Critiques sur l’envoi de Hadja Lahbib au Qatar: De Croo défend son choix

Après que plusieurs personnalités politiques ont fait valoir leur mécontentement, le Premier ministre a défendu l'envoi de Hadja Lahbib au Qatar

Hadja Lahbib et Alexander De Croo
La ministre des Affaires étrangères Hadja Lahbib et le Premier ministre Alexander De Croo le 22 septembre 2022 à New York ©BelgaImage

Le Premier ministre Alexander De Croo défend le choix du gouvernement d’envoyer la ministre des Affaires étrangères Hadja Lahbib (MR) au Qatar pendant la Coupe du monde. "Nous en profitons pour délivrer un message", a-t-il répondu jeudi soir dans l’hémicycle après les interpellations de Theo Francken (N-VA), Annick Ponthier (Vlaams Belang) et François De Smet (DéFI).

"Choisir de parler est, à mon avis, un choix beaucoup plus audacieux"

Les trois députés de l’opposition plaident pour que le gouvernement belge n’envoie personne au Qatar, car des milliers de travailleurs migrants sont morts lors de la construction des stades et le pays n’est pas trop favorable aux droits des femmes et de la communauté LGBTQI+, font-ils savoir. La ministre fédérale du Climat Zakia Khattabi (Ecolo) a estimé sur Bel RTL que cette représentation officielle au Qatar est "surprenante". "Nous étions sur la ligne que si les Belges allaient en quart de finale ou en demi, par exemple, le Premier ministre et la famille royale se rendraient sur place. On trouvait que c’était un bon compromis.
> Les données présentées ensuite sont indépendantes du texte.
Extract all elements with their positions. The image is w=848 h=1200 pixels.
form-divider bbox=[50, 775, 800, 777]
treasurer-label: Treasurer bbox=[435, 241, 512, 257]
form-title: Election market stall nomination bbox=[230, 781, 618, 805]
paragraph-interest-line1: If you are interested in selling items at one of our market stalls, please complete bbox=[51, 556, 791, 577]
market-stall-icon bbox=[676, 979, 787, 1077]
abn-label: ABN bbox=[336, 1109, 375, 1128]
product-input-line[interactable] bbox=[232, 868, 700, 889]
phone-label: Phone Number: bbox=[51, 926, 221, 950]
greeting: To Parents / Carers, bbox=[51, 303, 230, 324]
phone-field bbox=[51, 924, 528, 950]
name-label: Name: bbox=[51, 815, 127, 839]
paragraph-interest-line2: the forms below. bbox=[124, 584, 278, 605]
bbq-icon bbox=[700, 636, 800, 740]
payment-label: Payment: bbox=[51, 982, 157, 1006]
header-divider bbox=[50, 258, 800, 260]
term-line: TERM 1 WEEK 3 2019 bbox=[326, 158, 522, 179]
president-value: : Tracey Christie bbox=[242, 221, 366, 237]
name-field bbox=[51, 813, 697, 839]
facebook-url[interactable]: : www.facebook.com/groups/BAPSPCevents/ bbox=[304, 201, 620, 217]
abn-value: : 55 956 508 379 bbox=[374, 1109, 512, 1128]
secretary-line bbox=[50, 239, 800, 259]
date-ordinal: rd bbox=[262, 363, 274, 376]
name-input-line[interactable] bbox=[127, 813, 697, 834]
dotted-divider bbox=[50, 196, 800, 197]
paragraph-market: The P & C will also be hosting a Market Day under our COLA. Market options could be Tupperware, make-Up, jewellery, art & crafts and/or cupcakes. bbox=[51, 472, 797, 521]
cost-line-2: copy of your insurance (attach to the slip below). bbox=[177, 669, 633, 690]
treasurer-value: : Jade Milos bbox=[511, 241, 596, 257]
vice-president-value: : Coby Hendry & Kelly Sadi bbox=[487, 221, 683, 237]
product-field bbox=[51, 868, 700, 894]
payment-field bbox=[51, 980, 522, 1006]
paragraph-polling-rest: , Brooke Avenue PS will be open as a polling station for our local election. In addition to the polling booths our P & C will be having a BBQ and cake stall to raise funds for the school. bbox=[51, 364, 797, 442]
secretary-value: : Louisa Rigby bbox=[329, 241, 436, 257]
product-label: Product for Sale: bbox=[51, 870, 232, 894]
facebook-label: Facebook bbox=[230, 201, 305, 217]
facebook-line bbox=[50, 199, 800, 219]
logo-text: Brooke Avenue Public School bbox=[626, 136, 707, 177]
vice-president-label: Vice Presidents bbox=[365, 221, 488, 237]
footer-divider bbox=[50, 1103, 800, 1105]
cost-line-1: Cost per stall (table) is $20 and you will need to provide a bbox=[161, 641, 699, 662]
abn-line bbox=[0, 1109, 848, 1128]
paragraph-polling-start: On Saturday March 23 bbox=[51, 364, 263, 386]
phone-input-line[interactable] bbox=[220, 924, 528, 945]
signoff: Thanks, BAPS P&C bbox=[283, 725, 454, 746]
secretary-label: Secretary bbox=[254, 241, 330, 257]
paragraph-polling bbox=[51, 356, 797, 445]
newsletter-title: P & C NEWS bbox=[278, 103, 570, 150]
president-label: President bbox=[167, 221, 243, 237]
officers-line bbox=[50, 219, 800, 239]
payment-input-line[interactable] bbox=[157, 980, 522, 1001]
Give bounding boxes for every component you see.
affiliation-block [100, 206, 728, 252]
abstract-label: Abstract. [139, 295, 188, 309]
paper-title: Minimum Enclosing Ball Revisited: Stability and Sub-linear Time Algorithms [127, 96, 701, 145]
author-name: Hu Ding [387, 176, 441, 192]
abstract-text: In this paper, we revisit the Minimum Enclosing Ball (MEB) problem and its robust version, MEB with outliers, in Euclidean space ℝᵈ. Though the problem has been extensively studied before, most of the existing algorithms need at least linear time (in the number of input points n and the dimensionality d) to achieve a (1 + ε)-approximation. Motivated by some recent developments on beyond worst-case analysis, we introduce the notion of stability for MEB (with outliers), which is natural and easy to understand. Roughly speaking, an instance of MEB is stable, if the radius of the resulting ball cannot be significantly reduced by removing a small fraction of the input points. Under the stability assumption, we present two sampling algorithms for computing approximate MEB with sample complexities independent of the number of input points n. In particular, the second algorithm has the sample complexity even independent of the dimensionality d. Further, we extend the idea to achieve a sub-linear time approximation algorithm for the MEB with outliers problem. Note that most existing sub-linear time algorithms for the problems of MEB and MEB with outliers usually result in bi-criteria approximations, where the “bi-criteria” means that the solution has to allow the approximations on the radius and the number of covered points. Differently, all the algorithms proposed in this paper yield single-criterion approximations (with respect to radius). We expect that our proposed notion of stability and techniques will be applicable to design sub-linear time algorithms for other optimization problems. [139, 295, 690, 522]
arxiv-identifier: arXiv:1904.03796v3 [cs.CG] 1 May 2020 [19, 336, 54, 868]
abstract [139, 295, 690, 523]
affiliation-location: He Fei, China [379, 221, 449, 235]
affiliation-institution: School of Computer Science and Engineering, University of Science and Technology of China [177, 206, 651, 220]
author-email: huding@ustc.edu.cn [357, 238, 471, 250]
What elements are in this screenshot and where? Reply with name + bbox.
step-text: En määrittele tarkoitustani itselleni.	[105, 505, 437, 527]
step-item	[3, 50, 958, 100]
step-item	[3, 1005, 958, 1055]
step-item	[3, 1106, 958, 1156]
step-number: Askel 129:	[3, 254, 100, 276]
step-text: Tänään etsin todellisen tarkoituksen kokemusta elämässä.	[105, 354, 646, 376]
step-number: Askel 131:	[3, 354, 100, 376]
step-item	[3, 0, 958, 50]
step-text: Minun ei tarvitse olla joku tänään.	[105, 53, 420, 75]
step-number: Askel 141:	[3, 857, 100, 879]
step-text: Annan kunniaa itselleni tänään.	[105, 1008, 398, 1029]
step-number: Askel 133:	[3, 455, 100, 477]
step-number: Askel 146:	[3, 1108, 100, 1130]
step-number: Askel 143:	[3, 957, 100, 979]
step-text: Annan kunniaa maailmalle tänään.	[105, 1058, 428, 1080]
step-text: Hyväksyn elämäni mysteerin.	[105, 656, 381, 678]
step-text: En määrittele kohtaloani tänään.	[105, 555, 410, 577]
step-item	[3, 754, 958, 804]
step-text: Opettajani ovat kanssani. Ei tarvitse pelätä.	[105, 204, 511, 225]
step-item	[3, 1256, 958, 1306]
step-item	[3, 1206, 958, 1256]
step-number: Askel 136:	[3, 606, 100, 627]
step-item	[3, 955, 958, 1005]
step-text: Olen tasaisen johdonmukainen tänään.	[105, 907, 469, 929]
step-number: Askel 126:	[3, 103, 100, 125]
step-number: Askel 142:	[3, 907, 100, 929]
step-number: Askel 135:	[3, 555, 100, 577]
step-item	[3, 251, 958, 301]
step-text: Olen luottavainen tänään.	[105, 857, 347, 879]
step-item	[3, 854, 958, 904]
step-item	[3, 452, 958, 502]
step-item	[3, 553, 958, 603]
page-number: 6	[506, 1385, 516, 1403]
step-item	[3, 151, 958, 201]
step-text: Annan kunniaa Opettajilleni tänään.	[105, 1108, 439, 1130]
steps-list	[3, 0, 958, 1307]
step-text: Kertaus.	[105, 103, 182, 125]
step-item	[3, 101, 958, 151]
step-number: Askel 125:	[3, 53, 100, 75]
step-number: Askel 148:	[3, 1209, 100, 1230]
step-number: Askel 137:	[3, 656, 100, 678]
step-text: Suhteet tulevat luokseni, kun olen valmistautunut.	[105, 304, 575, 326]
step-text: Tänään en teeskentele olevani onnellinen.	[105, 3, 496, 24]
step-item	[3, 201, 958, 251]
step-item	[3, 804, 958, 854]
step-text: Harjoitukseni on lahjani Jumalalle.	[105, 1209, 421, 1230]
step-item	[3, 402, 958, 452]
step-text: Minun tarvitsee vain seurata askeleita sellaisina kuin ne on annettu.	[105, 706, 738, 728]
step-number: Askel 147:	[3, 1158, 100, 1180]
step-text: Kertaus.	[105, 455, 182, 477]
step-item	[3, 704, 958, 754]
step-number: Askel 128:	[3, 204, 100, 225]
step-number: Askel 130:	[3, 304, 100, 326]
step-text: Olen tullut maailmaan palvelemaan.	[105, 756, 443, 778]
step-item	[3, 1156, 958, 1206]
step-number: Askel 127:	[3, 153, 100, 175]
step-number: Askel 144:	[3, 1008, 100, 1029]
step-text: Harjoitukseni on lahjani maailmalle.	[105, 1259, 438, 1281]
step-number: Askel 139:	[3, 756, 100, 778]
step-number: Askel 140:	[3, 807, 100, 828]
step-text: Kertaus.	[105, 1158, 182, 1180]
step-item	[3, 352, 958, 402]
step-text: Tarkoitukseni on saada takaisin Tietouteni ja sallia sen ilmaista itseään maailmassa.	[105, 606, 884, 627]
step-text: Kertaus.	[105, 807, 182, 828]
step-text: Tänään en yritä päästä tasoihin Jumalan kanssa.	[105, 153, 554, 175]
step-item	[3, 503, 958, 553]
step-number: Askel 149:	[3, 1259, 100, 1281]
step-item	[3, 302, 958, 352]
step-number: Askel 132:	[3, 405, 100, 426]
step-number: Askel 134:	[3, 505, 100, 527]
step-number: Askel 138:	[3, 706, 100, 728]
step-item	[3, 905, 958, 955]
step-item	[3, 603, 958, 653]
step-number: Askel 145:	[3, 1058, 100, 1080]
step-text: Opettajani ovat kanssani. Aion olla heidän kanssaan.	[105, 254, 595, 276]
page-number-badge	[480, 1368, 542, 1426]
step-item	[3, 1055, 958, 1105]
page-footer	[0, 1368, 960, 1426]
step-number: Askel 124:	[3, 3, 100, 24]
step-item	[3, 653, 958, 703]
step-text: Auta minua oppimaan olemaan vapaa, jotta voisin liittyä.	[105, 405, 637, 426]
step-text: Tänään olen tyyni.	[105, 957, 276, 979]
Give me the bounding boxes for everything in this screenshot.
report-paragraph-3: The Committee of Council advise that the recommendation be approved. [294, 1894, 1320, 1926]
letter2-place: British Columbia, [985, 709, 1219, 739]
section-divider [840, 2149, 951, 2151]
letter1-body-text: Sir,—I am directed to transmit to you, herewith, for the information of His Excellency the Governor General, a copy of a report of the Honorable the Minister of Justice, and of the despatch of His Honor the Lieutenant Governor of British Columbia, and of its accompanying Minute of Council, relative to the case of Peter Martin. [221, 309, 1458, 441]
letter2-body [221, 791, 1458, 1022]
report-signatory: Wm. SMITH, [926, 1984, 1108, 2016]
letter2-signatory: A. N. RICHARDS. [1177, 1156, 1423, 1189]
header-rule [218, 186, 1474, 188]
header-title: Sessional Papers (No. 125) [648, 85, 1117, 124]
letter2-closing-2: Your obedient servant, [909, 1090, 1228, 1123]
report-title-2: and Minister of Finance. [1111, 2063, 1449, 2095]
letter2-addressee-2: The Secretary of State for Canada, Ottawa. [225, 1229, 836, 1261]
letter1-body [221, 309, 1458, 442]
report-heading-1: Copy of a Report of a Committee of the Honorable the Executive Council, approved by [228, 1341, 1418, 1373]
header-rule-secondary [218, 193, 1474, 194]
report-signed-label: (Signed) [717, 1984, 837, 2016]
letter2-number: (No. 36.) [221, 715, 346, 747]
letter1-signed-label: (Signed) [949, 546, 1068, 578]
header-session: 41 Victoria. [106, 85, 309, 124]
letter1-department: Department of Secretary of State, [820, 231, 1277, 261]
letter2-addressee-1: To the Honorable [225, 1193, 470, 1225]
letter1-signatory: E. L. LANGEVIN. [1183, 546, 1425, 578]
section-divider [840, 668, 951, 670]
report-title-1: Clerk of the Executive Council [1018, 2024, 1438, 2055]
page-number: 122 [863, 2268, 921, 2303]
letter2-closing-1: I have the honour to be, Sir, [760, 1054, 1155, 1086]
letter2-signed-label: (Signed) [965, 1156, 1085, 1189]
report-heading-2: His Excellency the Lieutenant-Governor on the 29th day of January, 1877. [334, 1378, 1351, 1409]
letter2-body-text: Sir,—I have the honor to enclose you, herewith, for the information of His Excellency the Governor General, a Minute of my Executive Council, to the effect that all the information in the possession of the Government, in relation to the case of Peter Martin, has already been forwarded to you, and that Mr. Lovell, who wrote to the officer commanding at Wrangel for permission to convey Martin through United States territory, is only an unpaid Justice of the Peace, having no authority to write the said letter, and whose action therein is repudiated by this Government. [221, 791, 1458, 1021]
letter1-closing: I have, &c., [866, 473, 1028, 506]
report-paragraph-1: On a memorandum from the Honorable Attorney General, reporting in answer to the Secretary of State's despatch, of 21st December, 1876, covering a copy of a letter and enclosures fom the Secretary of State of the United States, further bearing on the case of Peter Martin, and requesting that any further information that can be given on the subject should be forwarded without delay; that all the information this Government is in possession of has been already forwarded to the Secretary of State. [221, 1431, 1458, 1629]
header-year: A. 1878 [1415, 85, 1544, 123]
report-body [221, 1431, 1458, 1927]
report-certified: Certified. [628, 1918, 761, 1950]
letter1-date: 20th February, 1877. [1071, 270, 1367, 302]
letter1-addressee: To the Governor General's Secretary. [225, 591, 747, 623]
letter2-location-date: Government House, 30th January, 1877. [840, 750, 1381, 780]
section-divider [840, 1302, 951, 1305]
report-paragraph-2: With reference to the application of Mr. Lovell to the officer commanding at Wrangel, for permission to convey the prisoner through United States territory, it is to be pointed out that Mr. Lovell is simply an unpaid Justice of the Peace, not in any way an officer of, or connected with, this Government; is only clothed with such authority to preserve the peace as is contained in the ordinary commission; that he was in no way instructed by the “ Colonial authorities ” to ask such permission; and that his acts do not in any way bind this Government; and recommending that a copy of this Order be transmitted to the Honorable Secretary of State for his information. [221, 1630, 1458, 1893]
Ma collègue a pris une autre décision, mais je serai très attentive au discours qui sera tenu".

À lire: Coupe du monde: 3 ou 6.500 morts au Qatar, que cachent ces chiffres?

En début de semaine, le gouvernement a décidé de déléguer la ministre des Affaires étrangères Hadja Lahbib à la phase de groupes, avec pour consigne d’envoyer un "message fort et clair". Le Premier ministre De Croo a défendu ce choix à la Chambre jeudi soir. "Dans notre pays, nous avons toujours fait le choix de faire entendre notre voix, même si nous sommes parfois en profond désaccord avec les pays où se déroulent certains événements", a-t-il déclaré. "Si vous n’êtes pas là, vous ne serez pas entendu et vous n’aurez pas la possibilité de transmettre un message".

La Belgique n’est pas le seul pays occidental à faire ce choix, a déclaré le Premier ministre. "Tous les pays européens qualifiés font le même choix que nous", ainsi que des pays comme les États-Unis ou l’Australie. "Nous serions l’exception si nous choisissions la tactique du siège vide. Choisir de parler est, à mon avis, un choix beaucoup plus audacieux que d’être simplement absent d’un événement comme celui-ci".

Selon Francken et Ponthier, le message belge serait bien plus fort si le gouvernement était l’un des rares pays à ne déléguer personne. Theo Francken a également appelé les Red Devils à donner eux-mêmes un signal de résistance lors de leur passage dans l’État du Golfe.